Replication improves data availability when unforeseen or planned outages occur and improves search performance by allowing client requests to be distributed across multiple servers.

By default, all Directory Server instances participating in replication are writable so that LDAP clients can perform updates at any of these Directory Server instances. These updates are automatically propagated to the other servers in the background in the same order as the updates were entered. The replication process flow is designed to immediately propagate changes to the other replicas in the topology with little or no latency.

The following figure demonstrates the basic flow of replication.

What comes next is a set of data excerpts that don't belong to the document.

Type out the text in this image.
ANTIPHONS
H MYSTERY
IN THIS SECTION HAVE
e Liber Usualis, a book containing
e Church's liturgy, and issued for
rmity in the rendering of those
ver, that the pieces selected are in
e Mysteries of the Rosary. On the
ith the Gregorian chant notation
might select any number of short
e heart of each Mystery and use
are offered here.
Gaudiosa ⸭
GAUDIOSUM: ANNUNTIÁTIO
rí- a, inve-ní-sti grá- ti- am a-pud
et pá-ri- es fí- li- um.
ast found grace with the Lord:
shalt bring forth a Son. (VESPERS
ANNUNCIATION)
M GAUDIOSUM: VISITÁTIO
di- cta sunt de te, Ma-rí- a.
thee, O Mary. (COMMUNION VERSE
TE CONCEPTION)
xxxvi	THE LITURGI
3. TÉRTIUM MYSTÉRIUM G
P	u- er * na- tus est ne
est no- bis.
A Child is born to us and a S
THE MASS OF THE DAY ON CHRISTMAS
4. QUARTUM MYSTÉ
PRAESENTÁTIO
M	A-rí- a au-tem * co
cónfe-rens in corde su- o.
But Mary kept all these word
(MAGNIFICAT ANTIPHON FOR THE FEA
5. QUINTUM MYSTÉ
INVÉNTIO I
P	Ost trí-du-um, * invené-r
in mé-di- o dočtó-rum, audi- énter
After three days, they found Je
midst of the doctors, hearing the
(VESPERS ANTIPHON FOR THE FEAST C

Diagram illustrating the replication process, where service provider modify requests to one server are automatically copied to a second server instance

The benefits of replication can be summarized as follows:

High-Availability
Because the data is fully replicated on all other servers in the topology, replication allows participating servers to process all types of client requests. This mitigates any availability issues when a particular server is down due to a planned maintenance or unplanned outage. Servers that are temporarily unavailable receive updates when they become available again.
Improved Search Performance
Search requests can be directed to any Directory Server participating in replication, which improves search performance over systems that only access single servers.
Note:

Replication does not improve write throughput because updates need to be applied at all servers.

WAN Friendly Data Synchronization
The built-in compression feature in the replication protocol allows efficient propagation of updates over WAN links.